Pourtant, depuis l’Hexagone ou à l’aide d’un serveur VPN domicilié en France, les mots-clés sont toujours épinglés à la tête des tendances et disponibles, affichant des vidéos liées aux émeutes... D’ailleurs, des internautes ironisant sur ces éventuelles limitations diffusaient eux-mêmes des vidéos, se moquant à propos d’une “censure” dysfonctionnelle du “gouvernement”.

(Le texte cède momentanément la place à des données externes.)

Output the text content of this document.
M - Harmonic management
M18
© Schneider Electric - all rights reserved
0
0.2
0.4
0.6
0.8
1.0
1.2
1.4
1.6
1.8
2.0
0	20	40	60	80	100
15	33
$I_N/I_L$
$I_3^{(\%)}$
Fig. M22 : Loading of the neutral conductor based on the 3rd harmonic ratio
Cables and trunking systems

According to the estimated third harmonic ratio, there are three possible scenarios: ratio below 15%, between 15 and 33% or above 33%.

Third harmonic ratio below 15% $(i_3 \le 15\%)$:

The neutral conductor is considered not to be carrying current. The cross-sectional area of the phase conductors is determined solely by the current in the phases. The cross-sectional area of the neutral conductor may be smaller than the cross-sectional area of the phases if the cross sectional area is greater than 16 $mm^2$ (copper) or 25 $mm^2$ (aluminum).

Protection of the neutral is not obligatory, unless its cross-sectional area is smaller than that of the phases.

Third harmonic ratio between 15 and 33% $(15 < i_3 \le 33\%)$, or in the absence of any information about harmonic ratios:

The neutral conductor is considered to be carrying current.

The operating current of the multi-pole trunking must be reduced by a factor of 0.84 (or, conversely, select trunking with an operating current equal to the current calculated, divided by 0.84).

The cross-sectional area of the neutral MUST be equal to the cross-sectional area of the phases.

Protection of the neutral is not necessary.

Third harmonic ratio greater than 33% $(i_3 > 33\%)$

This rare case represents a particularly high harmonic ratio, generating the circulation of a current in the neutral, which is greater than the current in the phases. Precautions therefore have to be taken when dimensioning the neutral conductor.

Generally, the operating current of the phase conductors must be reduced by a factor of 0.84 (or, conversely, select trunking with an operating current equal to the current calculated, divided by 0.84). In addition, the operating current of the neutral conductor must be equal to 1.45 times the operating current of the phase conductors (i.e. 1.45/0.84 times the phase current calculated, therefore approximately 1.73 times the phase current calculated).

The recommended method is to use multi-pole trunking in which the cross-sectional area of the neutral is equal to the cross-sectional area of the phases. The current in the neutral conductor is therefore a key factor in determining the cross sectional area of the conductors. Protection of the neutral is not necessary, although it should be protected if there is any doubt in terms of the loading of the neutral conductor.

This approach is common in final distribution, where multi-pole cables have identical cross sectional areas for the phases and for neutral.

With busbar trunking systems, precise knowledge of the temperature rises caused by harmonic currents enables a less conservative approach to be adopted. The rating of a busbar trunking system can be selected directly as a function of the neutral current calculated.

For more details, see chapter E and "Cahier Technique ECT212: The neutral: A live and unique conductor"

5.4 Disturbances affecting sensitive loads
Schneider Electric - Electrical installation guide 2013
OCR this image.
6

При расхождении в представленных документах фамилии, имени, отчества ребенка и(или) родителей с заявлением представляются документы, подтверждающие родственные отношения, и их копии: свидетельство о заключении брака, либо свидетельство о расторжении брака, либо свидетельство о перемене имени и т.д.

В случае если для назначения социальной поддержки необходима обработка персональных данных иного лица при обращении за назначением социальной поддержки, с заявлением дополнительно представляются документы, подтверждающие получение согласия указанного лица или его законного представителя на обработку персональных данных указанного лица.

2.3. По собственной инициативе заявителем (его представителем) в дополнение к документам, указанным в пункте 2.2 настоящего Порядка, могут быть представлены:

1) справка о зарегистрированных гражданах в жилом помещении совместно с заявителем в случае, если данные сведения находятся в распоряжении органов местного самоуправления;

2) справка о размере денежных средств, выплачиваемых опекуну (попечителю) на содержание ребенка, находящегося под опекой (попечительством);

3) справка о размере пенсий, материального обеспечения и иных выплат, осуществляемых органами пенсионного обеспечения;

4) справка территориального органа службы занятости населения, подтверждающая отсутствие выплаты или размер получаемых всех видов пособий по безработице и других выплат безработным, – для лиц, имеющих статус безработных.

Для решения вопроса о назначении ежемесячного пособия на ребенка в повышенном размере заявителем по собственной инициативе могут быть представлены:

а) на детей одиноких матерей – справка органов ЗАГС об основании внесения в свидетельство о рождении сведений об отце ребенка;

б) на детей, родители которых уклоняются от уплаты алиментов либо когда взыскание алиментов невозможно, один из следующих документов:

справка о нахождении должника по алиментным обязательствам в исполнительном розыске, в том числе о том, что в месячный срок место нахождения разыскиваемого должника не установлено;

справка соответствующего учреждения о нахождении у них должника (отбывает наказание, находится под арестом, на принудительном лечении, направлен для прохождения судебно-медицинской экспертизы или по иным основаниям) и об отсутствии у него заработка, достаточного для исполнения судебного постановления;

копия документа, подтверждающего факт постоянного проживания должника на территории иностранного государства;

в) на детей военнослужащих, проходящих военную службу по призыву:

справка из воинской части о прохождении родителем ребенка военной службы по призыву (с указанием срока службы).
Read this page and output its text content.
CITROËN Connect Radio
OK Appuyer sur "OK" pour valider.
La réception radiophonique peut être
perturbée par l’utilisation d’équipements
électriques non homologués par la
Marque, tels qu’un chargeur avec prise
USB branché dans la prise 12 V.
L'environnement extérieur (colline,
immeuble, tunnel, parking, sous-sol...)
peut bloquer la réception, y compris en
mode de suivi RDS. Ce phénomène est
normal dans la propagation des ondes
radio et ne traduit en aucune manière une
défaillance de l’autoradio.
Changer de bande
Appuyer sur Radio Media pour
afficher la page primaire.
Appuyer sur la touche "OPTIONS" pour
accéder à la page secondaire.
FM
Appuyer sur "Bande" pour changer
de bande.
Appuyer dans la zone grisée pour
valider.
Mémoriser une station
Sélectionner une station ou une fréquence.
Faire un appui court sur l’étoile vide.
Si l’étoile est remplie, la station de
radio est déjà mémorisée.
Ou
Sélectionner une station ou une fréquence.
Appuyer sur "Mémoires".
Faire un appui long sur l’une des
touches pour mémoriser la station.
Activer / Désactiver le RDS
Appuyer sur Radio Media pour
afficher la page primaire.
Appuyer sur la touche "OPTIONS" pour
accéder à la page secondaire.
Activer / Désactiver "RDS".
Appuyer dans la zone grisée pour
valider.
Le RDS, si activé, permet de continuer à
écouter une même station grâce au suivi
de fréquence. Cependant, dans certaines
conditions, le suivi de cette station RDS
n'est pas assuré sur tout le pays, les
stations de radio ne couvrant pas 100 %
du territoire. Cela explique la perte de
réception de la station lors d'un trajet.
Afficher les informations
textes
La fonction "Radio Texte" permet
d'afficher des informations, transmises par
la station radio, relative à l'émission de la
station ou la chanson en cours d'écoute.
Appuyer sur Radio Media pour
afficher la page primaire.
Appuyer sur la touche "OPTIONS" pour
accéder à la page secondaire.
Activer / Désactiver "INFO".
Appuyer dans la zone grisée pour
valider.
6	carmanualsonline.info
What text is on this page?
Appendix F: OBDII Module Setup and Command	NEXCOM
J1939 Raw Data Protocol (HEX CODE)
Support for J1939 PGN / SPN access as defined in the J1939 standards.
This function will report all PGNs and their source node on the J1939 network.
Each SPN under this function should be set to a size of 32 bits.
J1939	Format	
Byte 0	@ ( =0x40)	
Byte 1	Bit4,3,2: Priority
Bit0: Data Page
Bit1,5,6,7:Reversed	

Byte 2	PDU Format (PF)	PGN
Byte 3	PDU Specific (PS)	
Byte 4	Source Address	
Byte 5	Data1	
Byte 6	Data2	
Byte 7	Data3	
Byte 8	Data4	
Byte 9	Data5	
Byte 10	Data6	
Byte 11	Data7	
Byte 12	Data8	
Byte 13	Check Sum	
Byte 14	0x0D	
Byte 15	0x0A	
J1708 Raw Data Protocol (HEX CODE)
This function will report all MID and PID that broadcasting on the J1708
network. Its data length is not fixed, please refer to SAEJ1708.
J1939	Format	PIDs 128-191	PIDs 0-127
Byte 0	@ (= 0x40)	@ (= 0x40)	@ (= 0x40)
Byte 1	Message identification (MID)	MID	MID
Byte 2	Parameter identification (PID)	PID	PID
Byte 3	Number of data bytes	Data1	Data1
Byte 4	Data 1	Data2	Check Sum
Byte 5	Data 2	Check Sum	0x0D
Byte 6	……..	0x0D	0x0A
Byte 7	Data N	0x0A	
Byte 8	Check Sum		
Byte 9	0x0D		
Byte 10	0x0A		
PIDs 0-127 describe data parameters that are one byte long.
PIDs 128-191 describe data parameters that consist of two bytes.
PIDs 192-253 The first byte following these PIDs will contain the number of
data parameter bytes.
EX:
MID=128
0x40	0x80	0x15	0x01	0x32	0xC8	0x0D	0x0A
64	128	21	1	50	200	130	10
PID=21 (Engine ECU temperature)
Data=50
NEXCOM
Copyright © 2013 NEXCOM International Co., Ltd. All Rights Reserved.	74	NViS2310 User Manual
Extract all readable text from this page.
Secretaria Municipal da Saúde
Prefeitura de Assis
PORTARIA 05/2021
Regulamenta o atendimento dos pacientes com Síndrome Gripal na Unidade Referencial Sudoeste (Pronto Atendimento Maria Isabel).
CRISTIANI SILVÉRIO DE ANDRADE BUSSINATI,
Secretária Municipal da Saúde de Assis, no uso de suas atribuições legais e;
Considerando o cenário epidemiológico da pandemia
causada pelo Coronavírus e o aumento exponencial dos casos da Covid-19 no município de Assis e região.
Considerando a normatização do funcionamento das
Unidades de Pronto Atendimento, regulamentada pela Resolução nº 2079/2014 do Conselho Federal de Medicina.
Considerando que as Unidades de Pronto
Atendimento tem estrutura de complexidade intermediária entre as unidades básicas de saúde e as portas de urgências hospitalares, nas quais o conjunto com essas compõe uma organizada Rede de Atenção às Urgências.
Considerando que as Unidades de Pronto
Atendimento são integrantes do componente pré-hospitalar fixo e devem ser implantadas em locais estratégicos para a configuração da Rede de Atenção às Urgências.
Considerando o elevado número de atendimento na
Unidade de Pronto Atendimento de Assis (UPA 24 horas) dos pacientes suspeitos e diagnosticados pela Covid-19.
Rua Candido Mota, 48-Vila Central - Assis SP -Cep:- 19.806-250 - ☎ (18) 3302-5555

Qu’en est-il réellement ? De nombreux utilisateurs de Twitter montraient, image à l’appui, la censure de leurs contenus ou leur “shadow ban”. Il s’agissait notamment de captures d’écran de leurs fils Twitter, où apparaît, depuis hier, un message indiquant que “la limite de taux a été dépassée”. Attribué à une censure, ce message dépend en réalité d’une des dernières décisions de Musk à propos de sa plateforme.
Le chef de Tesla et de SpaceX, qui promet de “relancer” Twitter et ses recettes décroissantes, a en effet annoncé restreindre temporairement la lecture de messages sur sa plateforme, à l'échelle internationale. Dans un tweet publié vendredi 30 juin, il explique cette décision par la nécessité de “remédier aux niveaux extrêmes de recueil de données et de manipulation de système” par des tiers (il pourrait s'agir d'une Intelligence Artificielle "hostile", selon certaines sources, ndlr), a précisé le milliardaire. Une manœuvre qui n'aurait donc pas de rapport avec l'actualité en France.
Les comptes vérifiés pouvaient initialement lire 6 000 tweets par jour, contre 600 pour les comptes non vérifiés et 300 pour les nouveaux comptes non vérifiés. Des plafonds qui ont été revus à la hausse dans la journée de samedi 1er juillet 2023.
To address extreme levels of data scraping & system manipulation, we’ve applied the following temporary limits:
— Elon Musk (@elonmusk) July 1, 2023
- Verified accounts are limited to reading 6000 posts/day
- Unverified accounts to 600 posts/day
- New unverified accounts to 300/day
Cette décision a par ailleurs été interprétée par des internautes comme la suite de la récente réunion entre Emmanuel Macron, des membres du gouvernement et les responsables de plusieurs réseaux sociaux ou géants de la Tech, dont Musk. Ils sont nombreux à affirmer que cette mesure est une opération de censure, sans doute influencés par un faux document relayé sur les réseaux sociaux - et dénoncé par le ministère de l’Intérieur comme étant une fake news - qui affirme que “des restrictions temporaires à l’accès internet seront adoptées dans certains quartiers”.
#ViolencesUrbaines | Attention aux #FakeNews
— Ministère de l'Intérieur et des Outre-mer (@Interieur_Gouv) July 2, 2023
📃Un communiqué de presse de la @PoliceNationale annoncerait des restrictions temporaires à l’accès internet dans certains quartiers.